Sunday, August 2, 2015

Drinkin’ Popi's Kool-Aid


The goblet, now empty save two or three droplets of red, ascended.

Dutifully I fetched and refilled.

Upon delivery, I opined, “Wow, ya really …”

By instinct, I paused in my patter at that point, which is typically when the interruption comes – or maybe it’s the choir joining in.

“… polished that off!”

But when the colloquialism of the moment has become trite even to the ears of a seven-year-old – like “Well, I’ll be … a monkey’s uncle!” – the interruption takes a different form.

“If you say … then I’ll never …”

Of course the potential consequence is sufficiently pernicious to compel compliance.
Well, at least “compliance” in the literal sense.

The Grandpa Handbook – quite similar to The Teacher Handbook, unsurprisingly – requires that feigned wrath always be encouraged and enjoyed.

[From a practical standpoint, an exaggerated imitation of such a performance has been known to forestall the brewing outburst of a cranky child.]

Polishing off in the sense of consuming vigorously, while not completely absent from our vernacular, lives a hermit’s existence these days. I tend to offer it in my Dad’s cadence, punctuating the first syllable as proper praise for a healthy appetite. (Dear Ol’ Dad would accomplish the same objective by conferring membership in the “Clean Plate Club,” though for some reason I tend to reserve that distinction for healthy canine appetites.)

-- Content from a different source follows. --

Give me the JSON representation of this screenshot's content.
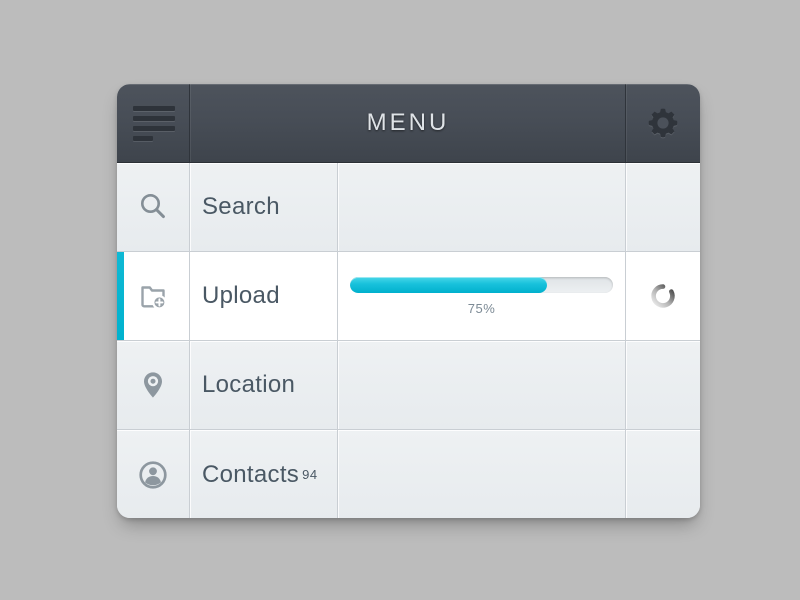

So when little man began to bristle at that little bit of phrasing, the ball was in Popi’s court. My “play” was to pronounce the “o” in polish with a “long” vowel sound, rather than a short one – as in “pole” rather than “Paul” – thus providing an alternate avenue for the exasperated ingenuity of his ire.

His helpful hint towards my linguistic edification this time was “like nail polish.”

He and I have been engaging in similar word combat over consonant placement in the word “enemy” – or is it “emeny”? I believe this debate was borne of a “Do that one more time and I’ll be your enemy/emeny for life” ultimatum.

As our no-longer-so-little bundle (and handful) of joy set about inhaling this round of liquid refreshment, I cautioned his Russian and advised some Stalin.

The Cold War allusions naturally went over his head (for now), but the corn-ball element didn’t elude the now-shaking head of Grandma, lounging on the couch next to Hizzonor.